En résonance avec l’actualité où l’on débat du sort des terroristes djihadistes français détenus en Syrie et en Irak, j’ai eu envie de vous parler de ce documentaire admirable qu’est The gatekeepers. Dror Moreh, son réalisateur y réunit les témoignages de six hommes qui ont dirigé le Shin Beth (aujourd’hui Shabak) entre 1980 et 2011, Avraham Shalom (1980-1986), Yaakov Peri (1988-1994), Carmi Gilon (1994-1996), Ami Ayalon (1996-2000), Avi Dichter (2000-2005) et Yuval Diskin (2005-2011). Le Shin Beth est l’agence de la sécurité intérieure israélienne et du contre-espionnage, dont une des missions principales est de lutter contre toute forme de terrorisme sur le territoire israélien, à Gaza et en Cisjordanie. Les paroles de ces six hommes, d’une franchise stupéfiante, nous éclairent sur 30 ans de politique israélienne, en particulier ce qui concerne le traitement de la question palestinienne. Face à la caméra ils se confient au réalisateur et leurs interventions sont entrecoupées par des images  d’archives : guerre des 6 jours, attentats en Israël, photos d’émeutes des Intifadas (1986-1993) et (2000-2005) en Cisjordanie, d’arrestations, de prisonniers, vues aériennes de cibles bombardées, manifestations de 1995 contre Rabin etc.                                                    

Le film est divisé en 6 sous-titres à partir desquels discourent tous les intervenants.
1 De la tactique, aucune stratégie
2 Oublie la morale
3 Le terroriste des uns est le résistant des autres
4 Votre souffrance est notre victoire
5 Dommages collatéraux
6 Le vieil homme au bout du couloir (Ben Gourion)

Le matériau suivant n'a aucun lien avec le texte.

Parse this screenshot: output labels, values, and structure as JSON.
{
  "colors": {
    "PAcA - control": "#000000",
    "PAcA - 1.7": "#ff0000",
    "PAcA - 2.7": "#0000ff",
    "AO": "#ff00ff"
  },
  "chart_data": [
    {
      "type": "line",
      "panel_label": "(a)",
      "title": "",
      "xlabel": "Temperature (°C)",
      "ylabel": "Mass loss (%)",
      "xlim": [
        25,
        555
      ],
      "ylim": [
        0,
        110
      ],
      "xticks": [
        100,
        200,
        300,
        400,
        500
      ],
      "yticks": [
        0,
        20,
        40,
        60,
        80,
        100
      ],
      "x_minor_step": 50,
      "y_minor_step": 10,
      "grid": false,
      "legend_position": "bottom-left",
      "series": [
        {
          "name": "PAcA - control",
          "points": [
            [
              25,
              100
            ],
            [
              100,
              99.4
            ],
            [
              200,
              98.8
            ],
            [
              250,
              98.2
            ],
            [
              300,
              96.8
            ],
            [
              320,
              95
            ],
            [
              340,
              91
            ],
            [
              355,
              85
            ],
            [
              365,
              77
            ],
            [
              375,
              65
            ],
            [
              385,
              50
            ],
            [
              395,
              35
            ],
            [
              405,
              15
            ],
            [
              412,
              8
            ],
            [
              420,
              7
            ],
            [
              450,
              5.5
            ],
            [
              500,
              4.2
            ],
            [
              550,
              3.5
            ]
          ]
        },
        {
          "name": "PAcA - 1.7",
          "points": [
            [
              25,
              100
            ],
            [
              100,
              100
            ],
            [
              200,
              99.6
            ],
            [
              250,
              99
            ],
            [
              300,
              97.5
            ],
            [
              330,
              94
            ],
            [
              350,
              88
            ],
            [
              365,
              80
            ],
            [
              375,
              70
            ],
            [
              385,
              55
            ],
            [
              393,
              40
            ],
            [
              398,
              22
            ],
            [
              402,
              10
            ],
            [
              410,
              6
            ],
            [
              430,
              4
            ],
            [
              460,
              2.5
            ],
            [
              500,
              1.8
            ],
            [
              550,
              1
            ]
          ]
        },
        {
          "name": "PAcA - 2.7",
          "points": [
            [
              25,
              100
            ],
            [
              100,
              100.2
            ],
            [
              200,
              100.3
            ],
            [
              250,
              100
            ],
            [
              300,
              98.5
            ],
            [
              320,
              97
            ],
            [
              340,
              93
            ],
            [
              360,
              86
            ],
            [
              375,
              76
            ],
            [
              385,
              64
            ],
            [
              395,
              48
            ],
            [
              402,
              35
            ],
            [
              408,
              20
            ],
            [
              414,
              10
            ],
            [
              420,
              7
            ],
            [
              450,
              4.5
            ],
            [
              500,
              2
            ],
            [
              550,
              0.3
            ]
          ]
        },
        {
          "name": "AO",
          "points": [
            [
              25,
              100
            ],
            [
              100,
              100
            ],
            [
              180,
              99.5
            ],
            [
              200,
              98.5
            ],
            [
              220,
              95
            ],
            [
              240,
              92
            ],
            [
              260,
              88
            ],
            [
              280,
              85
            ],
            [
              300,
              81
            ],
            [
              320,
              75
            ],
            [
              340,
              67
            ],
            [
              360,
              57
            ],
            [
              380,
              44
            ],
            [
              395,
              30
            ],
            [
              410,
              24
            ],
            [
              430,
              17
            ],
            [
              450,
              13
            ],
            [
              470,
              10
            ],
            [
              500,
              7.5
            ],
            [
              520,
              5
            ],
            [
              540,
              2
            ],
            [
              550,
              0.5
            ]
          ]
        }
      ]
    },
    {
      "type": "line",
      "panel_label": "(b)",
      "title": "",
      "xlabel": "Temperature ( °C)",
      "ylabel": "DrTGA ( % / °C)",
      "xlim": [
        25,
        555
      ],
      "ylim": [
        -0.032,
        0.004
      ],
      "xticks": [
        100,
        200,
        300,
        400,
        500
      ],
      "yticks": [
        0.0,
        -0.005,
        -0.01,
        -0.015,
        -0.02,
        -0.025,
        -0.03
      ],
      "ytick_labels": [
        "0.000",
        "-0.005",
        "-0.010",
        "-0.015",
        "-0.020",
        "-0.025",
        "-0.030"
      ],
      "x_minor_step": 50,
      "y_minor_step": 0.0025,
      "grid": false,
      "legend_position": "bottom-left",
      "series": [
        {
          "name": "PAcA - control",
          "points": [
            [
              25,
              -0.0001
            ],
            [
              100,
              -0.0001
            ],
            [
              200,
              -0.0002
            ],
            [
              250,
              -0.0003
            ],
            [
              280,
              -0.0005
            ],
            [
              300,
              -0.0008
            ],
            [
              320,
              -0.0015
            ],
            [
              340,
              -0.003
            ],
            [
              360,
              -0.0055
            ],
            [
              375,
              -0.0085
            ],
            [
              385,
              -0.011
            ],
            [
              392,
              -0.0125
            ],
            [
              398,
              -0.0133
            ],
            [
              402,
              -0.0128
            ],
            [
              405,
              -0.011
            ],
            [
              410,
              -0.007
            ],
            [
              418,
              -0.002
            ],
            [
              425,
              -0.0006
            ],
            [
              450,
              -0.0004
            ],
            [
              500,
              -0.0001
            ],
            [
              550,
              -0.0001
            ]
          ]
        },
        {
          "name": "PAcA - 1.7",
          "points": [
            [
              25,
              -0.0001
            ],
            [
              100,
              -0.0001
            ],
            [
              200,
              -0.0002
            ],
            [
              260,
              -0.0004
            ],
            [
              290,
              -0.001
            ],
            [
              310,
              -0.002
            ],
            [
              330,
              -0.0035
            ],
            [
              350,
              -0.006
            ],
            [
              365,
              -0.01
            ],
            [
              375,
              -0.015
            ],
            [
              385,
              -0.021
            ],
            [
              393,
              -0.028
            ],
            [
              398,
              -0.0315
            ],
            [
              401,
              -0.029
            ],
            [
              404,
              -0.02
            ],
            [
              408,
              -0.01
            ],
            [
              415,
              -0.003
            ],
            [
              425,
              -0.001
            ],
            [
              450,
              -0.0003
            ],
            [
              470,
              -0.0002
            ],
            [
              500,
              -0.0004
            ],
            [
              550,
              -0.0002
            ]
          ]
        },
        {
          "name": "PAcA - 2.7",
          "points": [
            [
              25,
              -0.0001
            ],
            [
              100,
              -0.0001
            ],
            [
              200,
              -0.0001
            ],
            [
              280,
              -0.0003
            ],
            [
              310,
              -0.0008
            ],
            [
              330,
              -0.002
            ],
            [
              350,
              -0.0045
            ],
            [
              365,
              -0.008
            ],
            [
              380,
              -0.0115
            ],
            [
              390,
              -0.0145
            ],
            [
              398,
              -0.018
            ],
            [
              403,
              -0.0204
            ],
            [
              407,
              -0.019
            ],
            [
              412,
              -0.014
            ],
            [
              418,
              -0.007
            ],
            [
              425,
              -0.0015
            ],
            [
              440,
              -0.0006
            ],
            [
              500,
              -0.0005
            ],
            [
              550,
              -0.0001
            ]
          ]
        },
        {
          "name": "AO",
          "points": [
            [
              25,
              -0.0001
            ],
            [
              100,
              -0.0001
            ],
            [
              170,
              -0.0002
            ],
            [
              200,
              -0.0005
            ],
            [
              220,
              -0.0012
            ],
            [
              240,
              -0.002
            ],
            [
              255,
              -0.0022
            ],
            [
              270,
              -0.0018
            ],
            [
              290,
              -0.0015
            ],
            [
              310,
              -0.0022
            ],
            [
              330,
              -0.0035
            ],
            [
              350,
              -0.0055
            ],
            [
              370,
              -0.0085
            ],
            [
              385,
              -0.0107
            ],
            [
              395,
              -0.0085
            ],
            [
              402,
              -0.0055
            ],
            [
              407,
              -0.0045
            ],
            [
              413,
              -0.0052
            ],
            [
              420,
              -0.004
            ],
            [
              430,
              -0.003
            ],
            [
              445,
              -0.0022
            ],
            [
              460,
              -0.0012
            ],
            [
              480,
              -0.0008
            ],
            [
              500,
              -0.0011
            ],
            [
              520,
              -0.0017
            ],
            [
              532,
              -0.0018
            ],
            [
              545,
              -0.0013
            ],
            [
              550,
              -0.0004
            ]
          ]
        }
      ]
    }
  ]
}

Le ton est donné : les missions binaires (tuer/ne pas tuer) et secrètes sont ici décortiquées avec honnêteté et méthode par des hommes qui, bien que pragmatiques et obsessionnels de la sécurité, n’en sont pas moins humanistes et sincères. Ils évoquent, sans rien esquiver, leurs réussites comme leurs échecs, et le coeur de leur travail, à savoir les infiltrations, les recrutements d’agents palestiniens appelés à trahir les leurs, les pressions physiques et psychologiques exercées sur les détenus, les assassinats ciblés conduisant parfois à des bavures.
Des exemples de scandales sont donnés comme celui de l’affaire du bus 103 Tel-Aviv/Ashkelon, en 1984, détourné vers Gaza par des Palestiniens et intercepté par des soldats israéliens. Deux des quatre terroristes sont lynchés à mort par les soldats sur place. Avraham Shalom, chef du Shin Beth, est forcé de démissionner.
Le Shin Beth est également accusé de négligence, voire de complaisance, lors de l’assassinat de Rabin en 1995*.
A d’autres moments est montrée l’inefficacité couplée à l’immoralité de certaines opérations comme l’échec de l’assassinat ciblé de 12 chefs du Hamas, en 2003. Faut-il seulement tuer les meurtriers terroristes, s’interroge Avi Dichter, ou aussi ceux qui les aident, les préparent ou distillent idéologiquement le terrorisme?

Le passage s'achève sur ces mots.